Tom Wang -


5G network slicing security benefits IoT, mobile

The fifth generation of mobile cellular technology offers a unique benefit its predecessors don't: network slicing. Learn more about these virtual slices and their security benefits.

For all the reported security risks being attributed to 5G, the fifth generation of mobile cellular technology brings major security and privacy benefits.

From checks to prevent stolen devices from using network services -- thereby discouraging device theft -- to antitracking and antispoofing features that make it harder to track and manipulate individual device connections, 5G is set to improve mobile security, especially in an IoT-enabled world. Resilience, communication security, identity management, privacy and security assurance have all been built into the core network architecture of 5G.

There is one technique, however, key to enabling 5G to deliver a trustworthy communications platform: 5G network slicing. And the good news is it can be put to use now.

5G network segmentation = slicing

Network segmentation, splitting a computer network into subnetworks, has long been a standard security best practice. The most common form of network segmentation is a firewall deployed to separate an internal network from the internet.

In the world of 5G, network segmentation is called network slicing. It is a specific form of virtualization that enables multiple logical networks to run on top of a shared physical network infrastructure, providing an end-to-end virtual network encompassing not just networking, but also compute and storage functions. This type of network segmentation is more important than ever due to the inherent vulnerability of many IoT devices and the increase in the attack surface they produce.

By creating separate slices that prioritize different aspects of 5G technology, a 5G operator can create customized offerings to accommodate different quality service requirements -- such as connectivity, speed, capacity and security -- all tailored to meet the needs of a particular client or application. For example, in a smart metering deployment, remote operation of machinery or telesurgery, connectivity is critical.

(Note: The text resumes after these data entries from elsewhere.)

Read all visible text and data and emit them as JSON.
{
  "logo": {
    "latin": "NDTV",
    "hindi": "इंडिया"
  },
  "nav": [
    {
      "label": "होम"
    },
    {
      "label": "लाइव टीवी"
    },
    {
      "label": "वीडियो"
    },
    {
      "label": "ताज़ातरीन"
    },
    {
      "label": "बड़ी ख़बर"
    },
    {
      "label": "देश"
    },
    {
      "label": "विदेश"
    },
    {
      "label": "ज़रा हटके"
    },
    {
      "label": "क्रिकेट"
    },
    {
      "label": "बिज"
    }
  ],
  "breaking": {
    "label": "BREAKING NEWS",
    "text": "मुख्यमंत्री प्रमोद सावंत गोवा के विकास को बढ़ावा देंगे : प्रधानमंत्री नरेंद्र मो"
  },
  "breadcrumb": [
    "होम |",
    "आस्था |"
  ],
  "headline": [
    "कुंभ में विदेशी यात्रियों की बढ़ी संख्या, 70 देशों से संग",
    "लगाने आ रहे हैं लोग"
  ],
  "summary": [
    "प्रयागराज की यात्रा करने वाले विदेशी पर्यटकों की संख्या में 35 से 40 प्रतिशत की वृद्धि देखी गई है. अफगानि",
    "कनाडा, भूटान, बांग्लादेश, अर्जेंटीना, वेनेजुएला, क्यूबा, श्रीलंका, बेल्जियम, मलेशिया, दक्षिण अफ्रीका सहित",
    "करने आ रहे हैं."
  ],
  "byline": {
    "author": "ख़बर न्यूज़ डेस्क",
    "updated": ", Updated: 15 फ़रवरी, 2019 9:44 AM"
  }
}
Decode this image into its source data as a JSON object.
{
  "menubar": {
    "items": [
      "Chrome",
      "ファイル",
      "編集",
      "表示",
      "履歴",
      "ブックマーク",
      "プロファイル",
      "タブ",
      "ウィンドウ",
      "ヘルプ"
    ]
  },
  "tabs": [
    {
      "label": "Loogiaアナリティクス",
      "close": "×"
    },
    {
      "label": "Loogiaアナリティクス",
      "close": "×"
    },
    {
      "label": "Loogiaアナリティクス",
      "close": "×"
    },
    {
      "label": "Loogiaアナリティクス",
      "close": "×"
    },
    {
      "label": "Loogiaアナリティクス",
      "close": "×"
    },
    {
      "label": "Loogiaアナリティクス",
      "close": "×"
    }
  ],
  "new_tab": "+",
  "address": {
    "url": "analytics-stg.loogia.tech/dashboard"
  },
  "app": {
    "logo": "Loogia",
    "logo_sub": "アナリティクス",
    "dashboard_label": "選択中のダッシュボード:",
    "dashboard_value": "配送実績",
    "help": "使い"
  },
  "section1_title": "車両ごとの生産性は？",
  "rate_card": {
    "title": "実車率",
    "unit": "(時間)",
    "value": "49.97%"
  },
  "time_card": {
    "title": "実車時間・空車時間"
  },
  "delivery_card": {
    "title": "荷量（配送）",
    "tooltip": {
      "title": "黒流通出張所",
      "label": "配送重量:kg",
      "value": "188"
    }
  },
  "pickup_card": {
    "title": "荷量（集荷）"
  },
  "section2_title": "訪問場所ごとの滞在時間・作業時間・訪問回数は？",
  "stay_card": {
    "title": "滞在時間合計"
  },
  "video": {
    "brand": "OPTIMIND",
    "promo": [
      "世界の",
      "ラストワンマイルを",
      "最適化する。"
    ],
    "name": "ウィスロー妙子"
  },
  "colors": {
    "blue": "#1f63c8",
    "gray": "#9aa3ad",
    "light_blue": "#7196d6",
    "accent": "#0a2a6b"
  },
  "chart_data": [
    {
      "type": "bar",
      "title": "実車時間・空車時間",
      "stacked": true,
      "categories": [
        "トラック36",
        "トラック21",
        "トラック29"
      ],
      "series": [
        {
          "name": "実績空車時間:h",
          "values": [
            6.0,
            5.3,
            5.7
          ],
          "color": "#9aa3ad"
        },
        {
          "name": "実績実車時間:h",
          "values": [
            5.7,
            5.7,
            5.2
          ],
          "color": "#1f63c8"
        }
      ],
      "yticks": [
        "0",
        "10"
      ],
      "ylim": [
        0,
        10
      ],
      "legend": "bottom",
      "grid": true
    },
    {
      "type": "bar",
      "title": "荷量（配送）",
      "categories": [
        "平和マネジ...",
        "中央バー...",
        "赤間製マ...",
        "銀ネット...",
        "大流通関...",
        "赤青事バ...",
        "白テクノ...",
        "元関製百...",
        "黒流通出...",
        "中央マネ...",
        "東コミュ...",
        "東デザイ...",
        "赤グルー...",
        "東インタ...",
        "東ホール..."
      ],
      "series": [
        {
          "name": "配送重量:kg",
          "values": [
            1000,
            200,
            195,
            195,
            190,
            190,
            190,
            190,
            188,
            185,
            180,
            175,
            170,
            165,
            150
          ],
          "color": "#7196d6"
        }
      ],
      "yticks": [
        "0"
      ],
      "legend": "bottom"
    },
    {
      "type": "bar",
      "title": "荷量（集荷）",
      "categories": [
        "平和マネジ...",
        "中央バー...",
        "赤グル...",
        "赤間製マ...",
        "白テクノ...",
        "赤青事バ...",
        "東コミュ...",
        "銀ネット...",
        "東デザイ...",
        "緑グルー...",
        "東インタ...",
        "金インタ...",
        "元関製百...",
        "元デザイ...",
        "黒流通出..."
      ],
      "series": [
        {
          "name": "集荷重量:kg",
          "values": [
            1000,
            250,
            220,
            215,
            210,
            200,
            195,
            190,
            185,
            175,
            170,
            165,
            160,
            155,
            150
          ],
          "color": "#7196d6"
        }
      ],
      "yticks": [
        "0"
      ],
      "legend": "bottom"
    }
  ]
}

However, each scenario has vastly different capacity, power consumption, throughput and security demands. These slices can be customized with different security controls and policies, such as firewall configurations, authentication schemes, access policies and packet inspection, for the specific application. This capability delivers far greater security, particularly to IoT devices, as many cannot handle the existing one-size-fits-all security mechanisms that are available. Additionally, because each network slice is an isolated end-to-end network, it not only improves efficiency, flexibility and security, but also provides isolation between the slices, both in terms of traffic and resources.

how 5g network slicing works

Additional 5G network slicing security benefits

Isolating resources and control, in addition to user traffic, is important to protect critical systems from denial-of-service attacks and fault occurrences as only the target slice is affected. In addition, a slice optimized for performance and scalability, for example, could be later optimized for security should the need arise.

With 5G network slicing, locating devices with similar behavior and characteristics on the same slice makes it easier to baseline typical behavior and detect anomalies or unexpected changes in traffic patterns. A device whose traffic falls outside regular traffic patterns can trigger a warning or be moved to a quarantine slice, either for deeper analysis or to enable it to continue to operate but under tighter restrictions.

5G is soon to become an essential component of our connected society, performing tasks we cannot yet imagine and handling highly sensitive applications, some with life-or-death implications, making security more important than ever. It will require mobile operators to implement all the recommended protocols, which has not always happened in the past, even when a standard states it is mandatory.

Because 5G will be so critical in our lives, it may need government regulation and oversight that enforce how the 5G standard is implemented to ensure we all benefit from the security it can provide, particularly as the cost of risk mitigation now will be a lot cheaper than trying to do it further down the road.

Note that, while 5G introduces several security enhancements, due to the need for interoperability with 3G and 4G, it will be several more years before we can benefit from pure 5G security. However, network slicing is a security control that can be deployed and taken advantage of now.